San Francisco-based Mode was co-founded in 2013 by Derek Steer, Benn Stancil, and Josh Ferguson, and was last reported by TechCrunch in August 2020. All three had previously worked at Yammer (they were early employees who stayed on after the Microsoft acquisition), and they were part of a larger team building custom data analysis tools for the Yammer platform.

Steele told my colleague Ingrid Lunden that the impetus for Mode came from a gap in the market the trio had identified through years of experience at other companies.

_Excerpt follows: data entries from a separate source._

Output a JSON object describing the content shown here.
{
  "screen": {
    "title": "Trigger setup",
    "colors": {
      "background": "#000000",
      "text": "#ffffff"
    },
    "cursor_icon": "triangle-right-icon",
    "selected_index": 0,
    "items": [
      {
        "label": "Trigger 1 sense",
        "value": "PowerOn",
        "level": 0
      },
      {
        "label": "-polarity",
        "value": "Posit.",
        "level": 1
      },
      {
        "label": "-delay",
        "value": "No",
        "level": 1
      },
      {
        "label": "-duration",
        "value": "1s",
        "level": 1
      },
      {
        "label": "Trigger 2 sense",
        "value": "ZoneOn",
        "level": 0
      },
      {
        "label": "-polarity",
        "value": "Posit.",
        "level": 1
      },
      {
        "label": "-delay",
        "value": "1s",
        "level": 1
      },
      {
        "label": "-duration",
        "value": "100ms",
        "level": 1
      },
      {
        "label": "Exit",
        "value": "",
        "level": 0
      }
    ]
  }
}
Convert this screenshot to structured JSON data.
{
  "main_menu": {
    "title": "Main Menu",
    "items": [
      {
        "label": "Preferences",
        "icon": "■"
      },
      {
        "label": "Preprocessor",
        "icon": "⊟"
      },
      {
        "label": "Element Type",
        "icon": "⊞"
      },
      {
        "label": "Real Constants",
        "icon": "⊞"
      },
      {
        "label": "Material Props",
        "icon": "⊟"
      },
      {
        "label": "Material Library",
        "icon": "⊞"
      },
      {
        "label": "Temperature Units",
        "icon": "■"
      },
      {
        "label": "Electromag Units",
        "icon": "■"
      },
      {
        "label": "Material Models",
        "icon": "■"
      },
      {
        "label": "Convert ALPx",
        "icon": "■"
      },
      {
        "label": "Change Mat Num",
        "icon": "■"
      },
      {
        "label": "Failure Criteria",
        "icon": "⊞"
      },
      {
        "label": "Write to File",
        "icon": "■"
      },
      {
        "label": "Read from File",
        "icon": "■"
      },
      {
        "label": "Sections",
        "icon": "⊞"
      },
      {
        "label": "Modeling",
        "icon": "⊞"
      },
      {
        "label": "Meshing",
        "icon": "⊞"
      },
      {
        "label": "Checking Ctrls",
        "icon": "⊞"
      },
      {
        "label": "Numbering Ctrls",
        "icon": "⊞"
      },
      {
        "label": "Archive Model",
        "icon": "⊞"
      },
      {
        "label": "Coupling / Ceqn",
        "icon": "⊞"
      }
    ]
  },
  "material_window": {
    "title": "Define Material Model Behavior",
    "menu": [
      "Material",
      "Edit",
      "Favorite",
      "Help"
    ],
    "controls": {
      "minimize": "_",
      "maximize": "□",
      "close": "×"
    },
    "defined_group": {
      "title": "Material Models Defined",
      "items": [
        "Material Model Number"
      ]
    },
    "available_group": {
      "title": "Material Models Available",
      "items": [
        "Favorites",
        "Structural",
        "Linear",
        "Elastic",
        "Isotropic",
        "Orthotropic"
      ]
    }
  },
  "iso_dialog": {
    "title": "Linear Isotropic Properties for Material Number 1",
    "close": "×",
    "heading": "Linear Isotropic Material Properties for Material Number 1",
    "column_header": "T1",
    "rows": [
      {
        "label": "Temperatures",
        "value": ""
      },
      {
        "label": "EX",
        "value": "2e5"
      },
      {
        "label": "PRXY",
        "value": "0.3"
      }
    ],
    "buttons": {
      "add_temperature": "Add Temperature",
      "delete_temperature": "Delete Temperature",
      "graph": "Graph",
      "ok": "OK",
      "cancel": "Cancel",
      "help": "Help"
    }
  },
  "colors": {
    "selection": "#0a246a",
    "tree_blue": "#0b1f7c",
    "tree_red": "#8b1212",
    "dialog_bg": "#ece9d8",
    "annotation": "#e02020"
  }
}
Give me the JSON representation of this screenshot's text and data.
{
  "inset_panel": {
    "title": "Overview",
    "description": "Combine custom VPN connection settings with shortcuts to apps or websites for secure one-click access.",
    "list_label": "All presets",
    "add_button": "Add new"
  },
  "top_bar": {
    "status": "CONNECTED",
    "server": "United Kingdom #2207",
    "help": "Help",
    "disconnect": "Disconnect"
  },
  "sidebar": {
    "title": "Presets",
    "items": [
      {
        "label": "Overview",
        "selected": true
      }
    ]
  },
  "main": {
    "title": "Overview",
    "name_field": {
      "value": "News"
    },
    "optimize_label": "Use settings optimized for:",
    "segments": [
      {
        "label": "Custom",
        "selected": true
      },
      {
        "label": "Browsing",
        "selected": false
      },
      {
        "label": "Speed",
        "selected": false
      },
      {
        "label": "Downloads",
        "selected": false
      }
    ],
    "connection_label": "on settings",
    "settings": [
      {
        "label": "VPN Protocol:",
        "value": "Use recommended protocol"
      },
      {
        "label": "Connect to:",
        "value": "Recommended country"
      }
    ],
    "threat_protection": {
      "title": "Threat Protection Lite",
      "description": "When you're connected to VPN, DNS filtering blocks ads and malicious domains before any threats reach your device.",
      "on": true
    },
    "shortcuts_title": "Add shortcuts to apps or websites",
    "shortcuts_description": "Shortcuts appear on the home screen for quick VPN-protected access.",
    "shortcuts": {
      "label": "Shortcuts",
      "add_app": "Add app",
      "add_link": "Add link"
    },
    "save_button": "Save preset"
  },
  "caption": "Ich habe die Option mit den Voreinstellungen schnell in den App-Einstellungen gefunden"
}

Specifically, they saw an opportunity to build a product that could provide business intelligence and big data analytics capabilities to help data scientists improve decision-making for employers.

Mode has indeed managed to find a foothold in the large and growing business intelligence market (valued at an estimated $27.11 billion in 2022, according to Prior to the ThoughtSpot acquisition, the company had raised $81 million in venture capital from investors including HIG Growth Partners, Valor Equity Partners and Rev.

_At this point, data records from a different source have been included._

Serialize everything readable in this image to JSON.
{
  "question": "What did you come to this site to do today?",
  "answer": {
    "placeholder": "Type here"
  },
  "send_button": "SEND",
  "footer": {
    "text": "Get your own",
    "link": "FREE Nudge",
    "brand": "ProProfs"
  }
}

Mode once claimed that its customer base covered more than 50% of the Forbes 500 companies, including brands such as Anheuser-Busch, Zillow, Lyft, Bloomberg, Capital One, VMware, and Conde Nast.

“At Mode, we’ve always focused on helping data analysts and trying to remove the frustrations that interfere with their daily workflow,” Stancil, Mode’s chief technology officer, said in a statement via email. “By providing an integrated, code-first experience for data teams, we’re enabling customers to move faster and discover more value in their data than before.”

For Mountain View, Calif.-based ThoughtSpot, the deal makes perfect logical sense. ThoughtSpot was founded in 2012 by a team of engineers who had worked at Google, Oracle and other Silicon Valley companies.

ThoughtSpot’s platform is designed to allow “non-technical” users to analyze data, using tools to monitor patterns and trends in information from sources such as Snowflake and Databricks. ThoughtSpot’s products, favored by the likes of Walmart and Apple, are primarily focused on self-service analytics, with some artificial intelligence and machine learning thrown in.

What Mode brings, then, is a set of complementary products. Nair sees the acquisition creating “new ways” for ThoughtSpot customers to deliver value to data teams, such as enabling them to create analytical applications and model or visualize data in Mode, then serve it up through ThoughtSpot’s dashboards.

“For too long, data teams have been hampered by outdated previous-generation data visualization tools like Tableau, forcing them to endlessly tweak and update dashboards,” Nair said in a release. “Whether you want business users to go no-code or analytics engineers to go code-first, if you want to get the most value from your investment in a modern data stack, now is the time to rethink business intelligence.”

The ThoughtSpot acquisition, along with other big exits in big data analytics, could be a sign of consolidation in the industry ahead of tough macroeconomic conditions looming. Also today, Databricks acquired MosaicML, a startup developing open-source artificial intelligence tools, for $1.3 billion. A month ago, Snowflake acquired Neeva, a company that aims to leverage AI innovations to build a new approach to search across consumer and enterprise. (The consumer part never took off, and Neeva sold out.)